None of them experiences any difficulties after 4 and 5 years after the injury, respectively, or any limitation of their normal daily activities; on the contrary, they are engaged actively in sports. Aseptic necrosis of the humeral trochlea was detected in one girl after a two-year interval; it was solved conservatively with elimination of extensive load on the limb. There was no case of compartment syndrome or Volkmann contracture throughout the set.

Discussion

By comparing the experience of our site with the results of current works, we can conclude that the data regarding the age structure and the injury mechanism are comparable to other works. As for the concomitant nerve injury, our results vary somewhat. Štichauer published a comprehensive set of 459 patients operated due to supracondylar fracture in 2017, with 14.9 % incidence of peripheral nerve injury, with a predominance of n. medianus (r. interosseus anterior) occurring as an isolated injury in 58 %, while the injury of n. ulnaris was observed in 23.7 % [20]. Our ratio is rather the opposite, which can be most likely explained by underdiagnosing of the paresis of r. interosseus anterior, which is manifested only by the paresis of m. flexor pollicis longus and m. flexor digiti II. superficialis and can therefore easily escape attention. According to Skaggs and Flynn [19], the injury of n. radialis amounts for as much as 41.2 % of nerve lesions, but in our population it occurred in 1 case only.

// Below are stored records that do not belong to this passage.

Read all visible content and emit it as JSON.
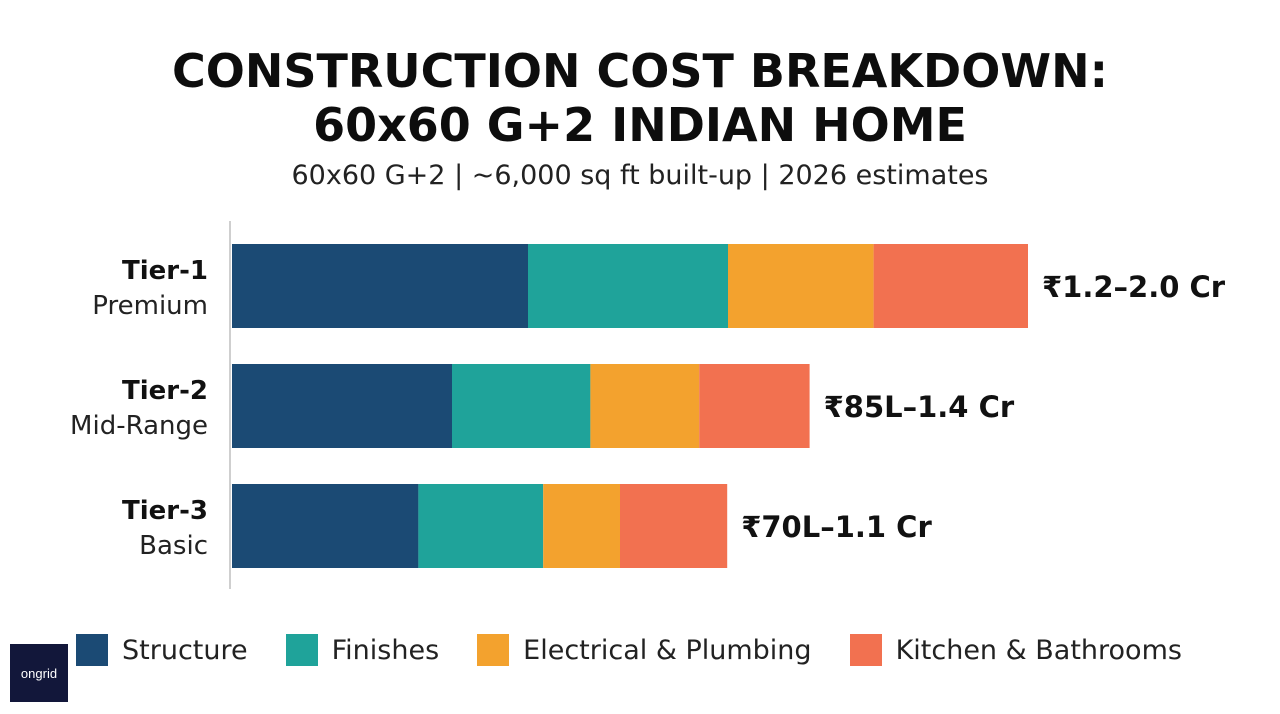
{
  "header": {
    "title_line1": "CONSTRUCTION COST BREAKDOWN:",
    "title_line2": "60x60 G+2 INDIAN HOME",
    "subtitle": "60x60 G+2 | ~6,000 sq ft built-up | 2026 estimates"
  },
  "logo": {
    "text": "ongrid"
  },
  "chart_data": {
    "type": "bar",
    "orientation": "horizontal",
    "stacked": true,
    "categories": [
      {
        "tier": "Tier-1",
        "label": "Premium",
        "total_label": "₹1.2–2.0 Cr"
      },
      {
        "tier": "Tier-2",
        "label": "Mid-Range",
        "total_label": "₹85L–1.4 Cr"
      },
      {
        "tier": "Tier-3",
        "label": "Basic",
        "total_label": "₹70L–1.1 Cr"
      }
    ],
    "series": [
      {
        "name": "Structure",
        "color": "#1b4a74",
        "values": [
          37,
          27.5,
          23.3
        ]
      },
      {
        "name": "Finishes",
        "color": "#1fa39a",
        "values": [
          25,
          17.3,
          15.6
        ]
      },
      {
        "name": "Electrical & Plumbing",
        "color": "#f3a22e",
        "values": [
          18.2,
          13.6,
          9.6
        ]
      },
      {
        "name": "Kitchen & Bathrooms",
        "color": "#f27150",
        "values": [
          19.3,
          13.8,
          13.4
        ]
      }
    ],
    "xlim": [
      0,
      100
    ],
    "grid": false,
    "legend_position": "bottom"
  }
}
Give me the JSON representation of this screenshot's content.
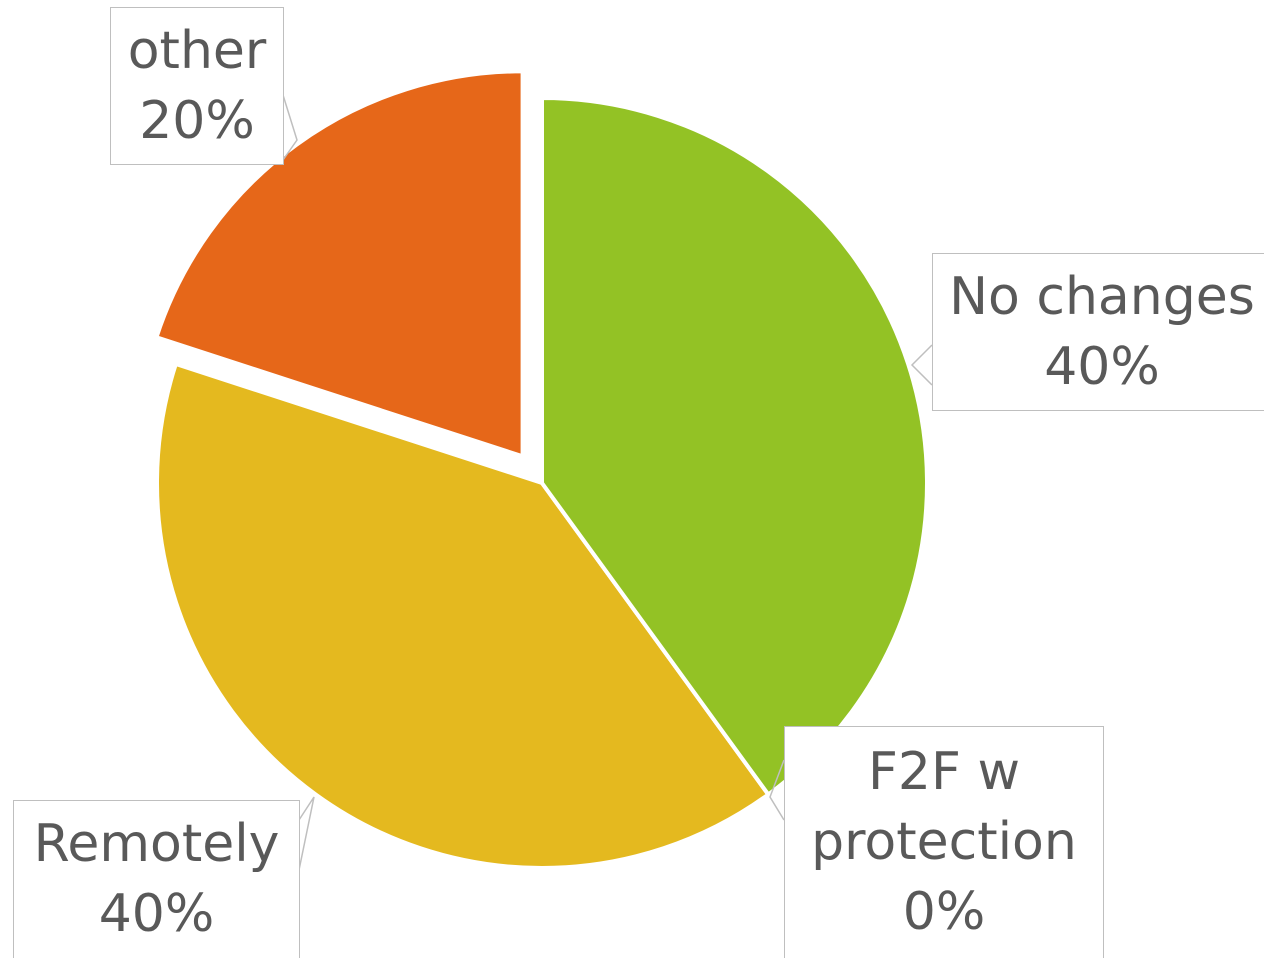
{
  "chart_data": {
    "type": "pie",
    "categories": [
      "No changes",
      "F2F w protection",
      "Remotely",
      "other"
    ],
    "values": [
      40,
      0,
      40,
      20
    ],
    "value_labels": [
      "40%",
      "0%",
      "40%",
      "20%"
    ],
    "colors": [
      "#93c225",
      "#9e480e",
      "#e4b91f",
      "#e66719"
    ],
    "exploded": [
      false,
      false,
      false,
      true
    ]
  }
}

We admit the risks of injury of n. ulnaris iatrogenically upon Ki-wire cross fixation, but their percentage was acceptable in our patients (3.15 %) and comparable to foreign publications [3,14]. All such pareses were managed conservatively with the contribution of the specialist rehabilitation. In case of persistent movement disorder in terms of elbow hyperextension, restriction of flexing in the elbow, or combination of both due to a change in the physiological antecurvation of the humerus, i.e. healing in a slightly non-anatomical position, we are in relative accord with the publication of Havránek (2013) as to the frequency of such disorder (2013). Varous angulation of the elbow occurred rarely, i.e. only in 2 girls from a set of 95 operated ones, and did not achieve such a degree as to cause any problems or cause corrective osteotomy of the humerus.

Works around the world usually do not deal with rehabi­litation after a supracondylar fracture; some works pre­sent the view that the physical activity of children alone is sufficient to restore the range of movements [17]. At our site, professional rehabilitation is the rule and we have good experience with it. Often a non-dominant limb is injured, which leads to the neglected exercising of the limb and therefore it is necessary to motivate the child to exercise.

Conclusion

Supracondylar fractures in children are a fairly common injury encountered by every department of trauma surgery. Their proper treatment will still pose a challenge due to possible perioperative risks and subsequent complications. An operational solution should be a privilege of a site with enough experience. Some questions about therapeutic procedures have not yet been answered and provide space for further examination. In the global view, there is ambiguity in the operational versus conservative treatment of Gartland type-II fractures, advantages and disadvantages of fixation with crossed Ki-wires versus lateral approach, and the management of lateral and management of blood supply disorders in the sense of pink-pulseless limb. More attention would also be given to the evaluation of the effect of rehabilitation.